In its report released Tuesday, the majority of the BCSC panel examining the case said that if it had not cease-traded the shareholder rights plan (SRP), also known as a poison pill, it would have deprived Lions Gate shareholders the opportunity to properly respond to the Icahn bid.
The panel said poison pills are in the public interest when they are used as a temporary defense against a takeover bid and to buy time for a target company board to respond with a counter bid. The panel noted the Lions Gate board had no intention of selling the company and did not make any attempt to seek an alternative bid.
If the panel had allowed the poison pill to go forward, Lions Gate could have kept the shareholder rights plan in place indefinitely, which would have set a precedent counter to the policy set by Canadian securities regulators regarding the use of shareholder rights plans.
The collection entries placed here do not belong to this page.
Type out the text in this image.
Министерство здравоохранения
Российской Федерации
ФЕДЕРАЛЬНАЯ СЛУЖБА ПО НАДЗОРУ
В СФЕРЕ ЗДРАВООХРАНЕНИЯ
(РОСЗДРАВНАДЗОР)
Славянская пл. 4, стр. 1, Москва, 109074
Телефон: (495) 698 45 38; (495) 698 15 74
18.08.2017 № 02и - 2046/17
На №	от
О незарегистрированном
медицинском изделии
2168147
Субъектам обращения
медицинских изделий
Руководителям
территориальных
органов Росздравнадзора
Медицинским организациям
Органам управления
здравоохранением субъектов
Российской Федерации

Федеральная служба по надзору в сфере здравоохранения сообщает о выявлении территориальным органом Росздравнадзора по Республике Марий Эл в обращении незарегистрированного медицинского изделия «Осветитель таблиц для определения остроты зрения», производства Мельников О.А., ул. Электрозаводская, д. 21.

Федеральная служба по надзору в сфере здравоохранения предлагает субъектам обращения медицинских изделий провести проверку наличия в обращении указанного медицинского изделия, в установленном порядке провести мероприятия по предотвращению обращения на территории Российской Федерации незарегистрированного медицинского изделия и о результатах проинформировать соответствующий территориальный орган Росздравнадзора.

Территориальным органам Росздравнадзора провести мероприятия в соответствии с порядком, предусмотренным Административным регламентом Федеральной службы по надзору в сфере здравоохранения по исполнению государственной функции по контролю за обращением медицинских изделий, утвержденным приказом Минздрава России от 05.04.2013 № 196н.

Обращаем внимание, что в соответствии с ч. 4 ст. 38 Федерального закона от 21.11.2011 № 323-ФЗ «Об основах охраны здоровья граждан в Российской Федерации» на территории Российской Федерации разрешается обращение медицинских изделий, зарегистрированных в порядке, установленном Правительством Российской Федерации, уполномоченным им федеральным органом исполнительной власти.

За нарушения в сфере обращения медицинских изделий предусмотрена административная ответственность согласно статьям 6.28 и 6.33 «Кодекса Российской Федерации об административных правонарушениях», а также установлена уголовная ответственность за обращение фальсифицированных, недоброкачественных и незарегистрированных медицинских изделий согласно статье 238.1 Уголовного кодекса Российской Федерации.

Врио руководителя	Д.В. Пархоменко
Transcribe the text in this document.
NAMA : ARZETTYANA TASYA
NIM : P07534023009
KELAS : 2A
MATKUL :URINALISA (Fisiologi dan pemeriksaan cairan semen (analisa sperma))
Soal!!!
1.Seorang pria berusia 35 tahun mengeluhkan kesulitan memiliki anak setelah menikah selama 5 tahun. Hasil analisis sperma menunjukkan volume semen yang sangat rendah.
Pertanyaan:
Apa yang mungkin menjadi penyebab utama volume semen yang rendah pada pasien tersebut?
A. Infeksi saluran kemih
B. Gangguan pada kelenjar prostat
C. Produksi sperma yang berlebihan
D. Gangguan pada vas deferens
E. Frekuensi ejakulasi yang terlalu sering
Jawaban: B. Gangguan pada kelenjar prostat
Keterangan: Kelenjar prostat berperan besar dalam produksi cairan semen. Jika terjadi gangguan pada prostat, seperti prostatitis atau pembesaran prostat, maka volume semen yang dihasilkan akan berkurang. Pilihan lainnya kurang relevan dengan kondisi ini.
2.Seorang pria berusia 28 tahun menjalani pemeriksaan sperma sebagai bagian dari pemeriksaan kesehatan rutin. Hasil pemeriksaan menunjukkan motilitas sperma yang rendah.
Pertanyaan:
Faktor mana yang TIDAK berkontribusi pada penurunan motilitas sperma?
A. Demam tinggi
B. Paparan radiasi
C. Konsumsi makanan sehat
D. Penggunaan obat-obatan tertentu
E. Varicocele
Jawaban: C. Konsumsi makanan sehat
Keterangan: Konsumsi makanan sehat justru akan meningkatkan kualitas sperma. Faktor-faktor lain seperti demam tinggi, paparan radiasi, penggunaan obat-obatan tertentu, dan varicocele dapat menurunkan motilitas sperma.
The report said: “That would be a dramatic, and in our view, unwelcome change to the public interest policy principles governing the use of SRPs in take-over bids in Canada."
The panel said the Lions Gate board could have implemented a poison pill before Icahn made his bid in March, but did not.
The report noted, “Icahn was clearly interested in exercising greater control over Lions Gate’s affairs. … We doubt any of this was lost on the Lions Gate board, yet for its own reasons, it chose not to adopt an SRP and put it before the shareholders before Icahn [Group] made its bid.”